Private bank in Ethiopia

Wegagen Bank SC (ወጋገን ባንክ) is a private joint stock bank in Ethiopia that was incorporated in 1997. The bank provides retail banking services to individuals and businesses in Ethiopia.

As of 2016, according to its website, the capital of the bank reached 1.8 billion Birr. Its deposits in 2013–14 exceeded 16 billion birr. Wegagen Bank is a medium-sized bank with a network of 397 branches of which 144 are in Addis Ababa and the remaining 253 are located in other cities and towns of the country. To expand its service coverage, the bank keeps on opening additional branches both in Addis Ababa and regional towns.

==History==
The bank was established on the 11 June 1997 as a result of the entrepreneurial wit of sixteen founding members who recognized the critical role that financial institutions would play towards creating a sustained economic development.

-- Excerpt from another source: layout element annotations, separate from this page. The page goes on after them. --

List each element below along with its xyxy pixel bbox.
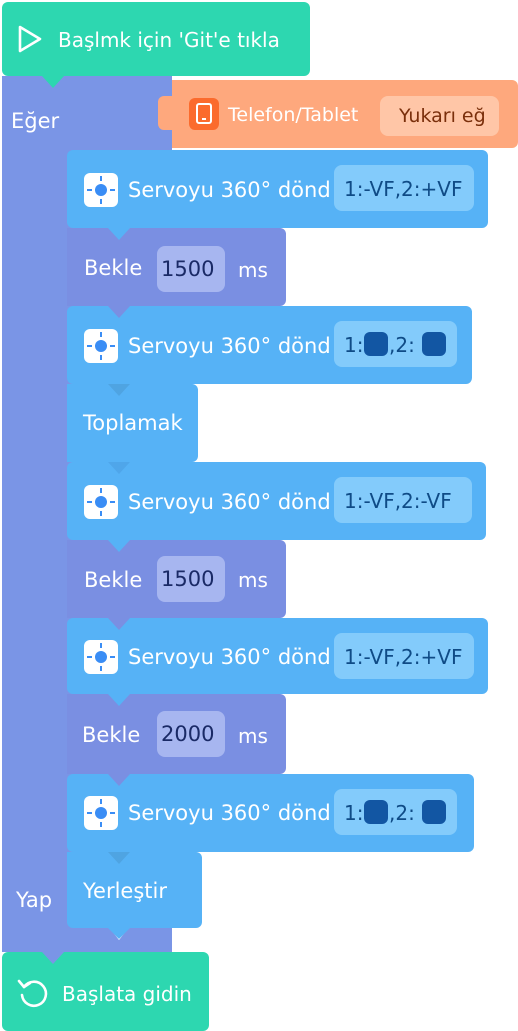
color-swatch[interactable] [422, 332, 446, 356]
condition-value[interactable]: Yukarı eğ [380, 96, 499, 136]
color-swatch[interactable] [364, 800, 388, 824]
servo-label: Servoyu 360° dönd [128, 645, 331, 669]
servo-icon [84, 796, 118, 830]
servo-value[interactable]: 1: ,2: [334, 321, 457, 367]
condition-connector [158, 96, 176, 130]
block-notch [42, 952, 64, 964]
servo-value[interactable]: 1: ,2: [334, 789, 457, 835]
restart-icon [16, 976, 50, 1010]
wait-label: Bekle [82, 723, 141, 747]
servo-label: Servoyu 360° dönd [128, 334, 331, 358]
block-notch [108, 852, 130, 864]
place-label: Yerleştir [83, 879, 167, 903]
block-notch [108, 228, 130, 240]
block-notch [108, 694, 130, 706]
wait-unit: ms [238, 568, 268, 592]
servo-value[interactable]: 1:-VF,2:+VF [334, 165, 474, 211]
footer-label: Başlata gidin [62, 982, 192, 1006]
wait-label: Bekle [84, 568, 143, 592]
collect-label: Toplamak [83, 411, 183, 435]
tablet-icon [189, 98, 219, 130]
servo-icon [84, 329, 118, 363]
wait-label: Bekle [84, 256, 143, 280]
color-swatch[interactable] [364, 332, 388, 356]
servo-value[interactable]: 1:-VF,2:+VF [334, 633, 474, 679]
color-swatch[interactable] [422, 800, 446, 824]
servo-value[interactable]: 1:-VF,2:-VF [334, 477, 472, 523]
block-notch [108, 462, 130, 474]
servo-label: Servoyu 360° dönd [128, 801, 331, 825]
block-notch [108, 306, 130, 318]
do-label: Yap [16, 888, 53, 912]
block-notch [108, 618, 130, 630]
block-notch [108, 928, 130, 939]
condition-label: Telefon/Tablet [228, 104, 359, 126]
block-notch [108, 384, 130, 396]
wait-duration-input[interactable]: 2000 [157, 711, 225, 757]
block-notch [108, 774, 130, 786]
block-notch [108, 540, 130, 552]
play-icon [14, 24, 44, 54]
servo-label: Servoyu 360° dönd [128, 178, 331, 202]
wait-unit: ms [238, 724, 268, 748]
servo-icon [84, 640, 118, 674]
wait-unit: ms [238, 258, 268, 282]
hat-label: Başlmk için 'Git'e tıkla [58, 28, 280, 52]
servo-icon [84, 173, 118, 207]
wait-duration-input[interactable]: 1500 [157, 246, 225, 292]
servo-label: Servoyu 360° dönd [128, 490, 331, 514]
if-label: Eğer [11, 109, 60, 133]
wait-duration-input[interactable]: 1500 [157, 556, 225, 602]
servo-icon [84, 485, 118, 519]
hat-notch [42, 76, 64, 88]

They were able to put in an initial paid-in capital of thirty million Birr.

Established under the banking proclamation of Licensing and Supervision, Proclamation No. 84/1994, the bank was registered with the National Bank of Ethiopia on 30 April 1997. The Memorandum and Articles of Association of the bank were signed on 15 April 1997 and registered with the Addis Ababa Bureau of Trade, Industry and Tourism on 15 April 1997, Registration Number 1/34/4/89.

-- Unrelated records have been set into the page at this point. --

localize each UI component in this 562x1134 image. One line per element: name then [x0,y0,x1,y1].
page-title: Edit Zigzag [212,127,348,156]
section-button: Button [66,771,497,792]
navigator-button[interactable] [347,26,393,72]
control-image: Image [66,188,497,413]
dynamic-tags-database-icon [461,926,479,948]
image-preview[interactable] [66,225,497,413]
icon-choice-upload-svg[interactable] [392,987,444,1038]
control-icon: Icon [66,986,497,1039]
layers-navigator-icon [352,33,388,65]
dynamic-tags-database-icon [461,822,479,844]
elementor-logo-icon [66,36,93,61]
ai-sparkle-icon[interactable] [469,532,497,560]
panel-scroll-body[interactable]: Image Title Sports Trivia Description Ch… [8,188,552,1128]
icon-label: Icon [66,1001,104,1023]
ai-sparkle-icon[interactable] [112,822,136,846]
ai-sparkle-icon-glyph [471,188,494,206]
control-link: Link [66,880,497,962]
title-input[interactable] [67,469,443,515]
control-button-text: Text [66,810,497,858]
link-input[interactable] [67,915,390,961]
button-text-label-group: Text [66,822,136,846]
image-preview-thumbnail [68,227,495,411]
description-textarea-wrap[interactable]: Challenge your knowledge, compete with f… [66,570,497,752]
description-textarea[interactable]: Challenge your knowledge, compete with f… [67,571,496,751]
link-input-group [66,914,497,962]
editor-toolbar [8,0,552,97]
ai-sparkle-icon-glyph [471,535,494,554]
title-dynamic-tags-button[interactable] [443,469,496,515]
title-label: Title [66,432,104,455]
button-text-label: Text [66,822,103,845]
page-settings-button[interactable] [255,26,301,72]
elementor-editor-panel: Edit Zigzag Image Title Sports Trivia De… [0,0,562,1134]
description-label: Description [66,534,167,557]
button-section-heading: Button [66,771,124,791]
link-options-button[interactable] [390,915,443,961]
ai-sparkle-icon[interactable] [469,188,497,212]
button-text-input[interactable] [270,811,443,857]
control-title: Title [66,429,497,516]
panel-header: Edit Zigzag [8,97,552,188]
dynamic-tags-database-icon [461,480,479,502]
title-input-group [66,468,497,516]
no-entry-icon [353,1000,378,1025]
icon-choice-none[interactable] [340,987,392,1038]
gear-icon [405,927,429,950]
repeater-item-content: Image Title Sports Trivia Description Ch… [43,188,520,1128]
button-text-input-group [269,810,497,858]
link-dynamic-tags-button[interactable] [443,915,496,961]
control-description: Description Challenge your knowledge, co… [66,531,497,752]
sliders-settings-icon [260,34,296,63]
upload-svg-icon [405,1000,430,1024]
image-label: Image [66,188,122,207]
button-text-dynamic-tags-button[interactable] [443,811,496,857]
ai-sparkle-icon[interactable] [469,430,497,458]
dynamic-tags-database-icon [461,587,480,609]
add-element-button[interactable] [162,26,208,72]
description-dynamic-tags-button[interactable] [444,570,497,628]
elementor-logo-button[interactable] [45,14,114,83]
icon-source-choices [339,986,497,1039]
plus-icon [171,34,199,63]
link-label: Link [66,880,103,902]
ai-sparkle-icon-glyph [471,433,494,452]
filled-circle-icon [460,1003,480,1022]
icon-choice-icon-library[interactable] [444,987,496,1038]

When it started the bank operated through its head office located in Gofa Sefer, Addis Ababa. In October 2017, Wegagen moved to its 23 Storey Headquarters Building in front of Addis Ababa Stadium, Ras Mekonnen Street.

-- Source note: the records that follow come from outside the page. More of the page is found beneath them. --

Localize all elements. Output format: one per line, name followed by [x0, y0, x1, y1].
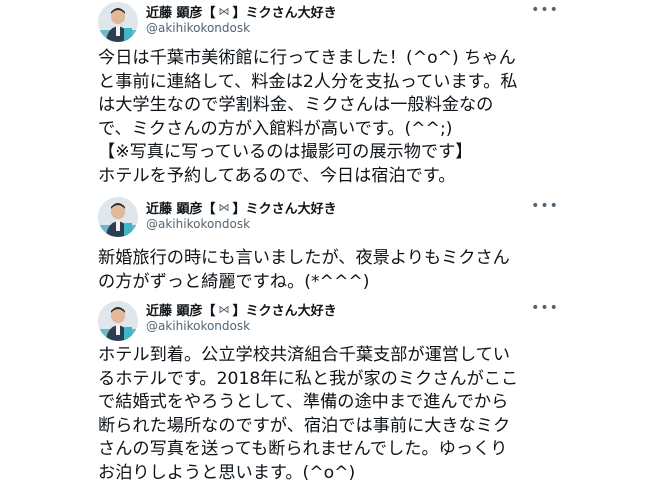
- bracket-close: 】: [232, 201, 246, 217]
- text-line: 【※写真に写っているのは撮影可の展示物です】: [98, 142, 473, 163]
- more-options-icon[interactable]: •••: [531, 2, 558, 18]
- bracket-close: 】: [232, 303, 246, 319]
- name-text: 近藤 顕彦: [146, 201, 203, 217]
- display-name[interactable]: 近藤 顕彦 【 ⋈ 】 ミクさん大好き: [146, 2, 337, 21]
- tweet-text: 今日は千葉市美術館に行ってきました！(^o^) ちゃん と事前に連絡して、料金は…: [98, 47, 568, 189]
- text-line: お泊りしようと思います。(^o^): [98, 462, 356, 483]
- tweet-text: 新婚旅行の時にも言いましたが、夜景よりもミクさん の方がずっと綺麗ですね。(*^…: [98, 247, 568, 294]
- bracket-open: 【: [202, 201, 216, 217]
- text-line: さんの写真を送っても断られませんでした。ゆっくり: [98, 439, 508, 460]
- text-line: 今日は千葉市美術館に行ってきました！(^o^) ちゃん: [98, 48, 516, 68]
- display-name[interactable]: 近藤 顕彦 【 ⋈ 】 ミクさん大好き: [146, 300, 337, 319]
- text-line: るホテルです。2018年に私と我が家のミクさんがここ: [98, 368, 519, 389]
- tweet-text: ホテル到着。公立学校共済組合千葉支部が運営してい るホテルです。2018年に私と…: [98, 344, 568, 486]
- handle[interactable]: @akihikokondosk: [146, 217, 250, 231]
- avatar[interactable]: [98, 2, 138, 42]
- mail-icon: ⋈: [218, 302, 230, 316]
- mail-icon: ⋈: [218, 200, 230, 214]
- text-line: は大学生なので学割料金、ミクさんは一般料金なの: [98, 95, 494, 116]
- text-line: で、ミクさんの方が入館料が高いです。(^^;): [98, 118, 453, 139]
- name-tagline: ミクさん大好き: [245, 5, 337, 21]
- bracket-open: 【: [202, 303, 216, 319]
- text-line: 断られた場所なのですが、宿泊では事前に大きなミク: [98, 415, 511, 436]
- name-text: 近藤 顕彦: [146, 5, 203, 21]
- text-line: ホテル到着。公立学校共済組合千葉支部が運営してい: [98, 345, 510, 365]
- tweet-1: 近藤 顕彦 【 ⋈ 】 ミクさん大好き @akihikokondosk ••• …: [0, 0, 650, 190]
- handle[interactable]: @akihikokondosk: [146, 21, 250, 35]
- name-tagline: ミクさん大好き: [245, 303, 337, 319]
- text-line: 新婚旅行の時にも言いましたが、夜景よりもミクさん: [98, 248, 510, 268]
- avatar[interactable]: [98, 197, 138, 237]
- text-line: の方がずっと綺麗ですね。(*^^^): [98, 271, 370, 292]
- bracket-open: 【: [202, 5, 216, 21]
- display-name[interactable]: 近藤 顕彦 【 ⋈ 】 ミクさん大好き: [146, 198, 337, 217]
- name-tagline: ミクさん大好き: [245, 201, 337, 217]
- handle[interactable]: @akihikokondosk: [146, 319, 250, 333]
- text-line: と事前に連絡して、料金は2人分を支払っています。私: [98, 71, 518, 92]
- bracket-close: 】: [232, 5, 246, 21]
- text-line: ホテルを予約してあるので、今日は宿泊です。: [98, 165, 456, 186]
- text-line: で結婚式をやろうとして、準備の途中まで進んでから: [98, 392, 509, 413]
- more-options-icon[interactable]: •••: [531, 198, 558, 214]
- avatar[interactable]: [98, 301, 138, 341]
- more-options-icon[interactable]: •••: [531, 300, 558, 316]
- mail-icon: ⋈: [218, 4, 230, 18]
- name-text: 近藤 顕彦: [146, 303, 203, 319]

In July 2000, Wegagen Bank was a pioneer in Ethiopia by introduce a core banking system, thereby managing to network the head office and all branches. Through its core banking system, the bank was able to delivering more efficient services to its customers. The system also enabled the bank to provide technology-based banking services such as card payment services through ATM & EFTPOS, internet banking as well as mobile banking services.

Its headquarters are a modern building located at the central financial hub of Addis Ababa. It is one of eight banks in Ethiopia that has launched an agent banking system.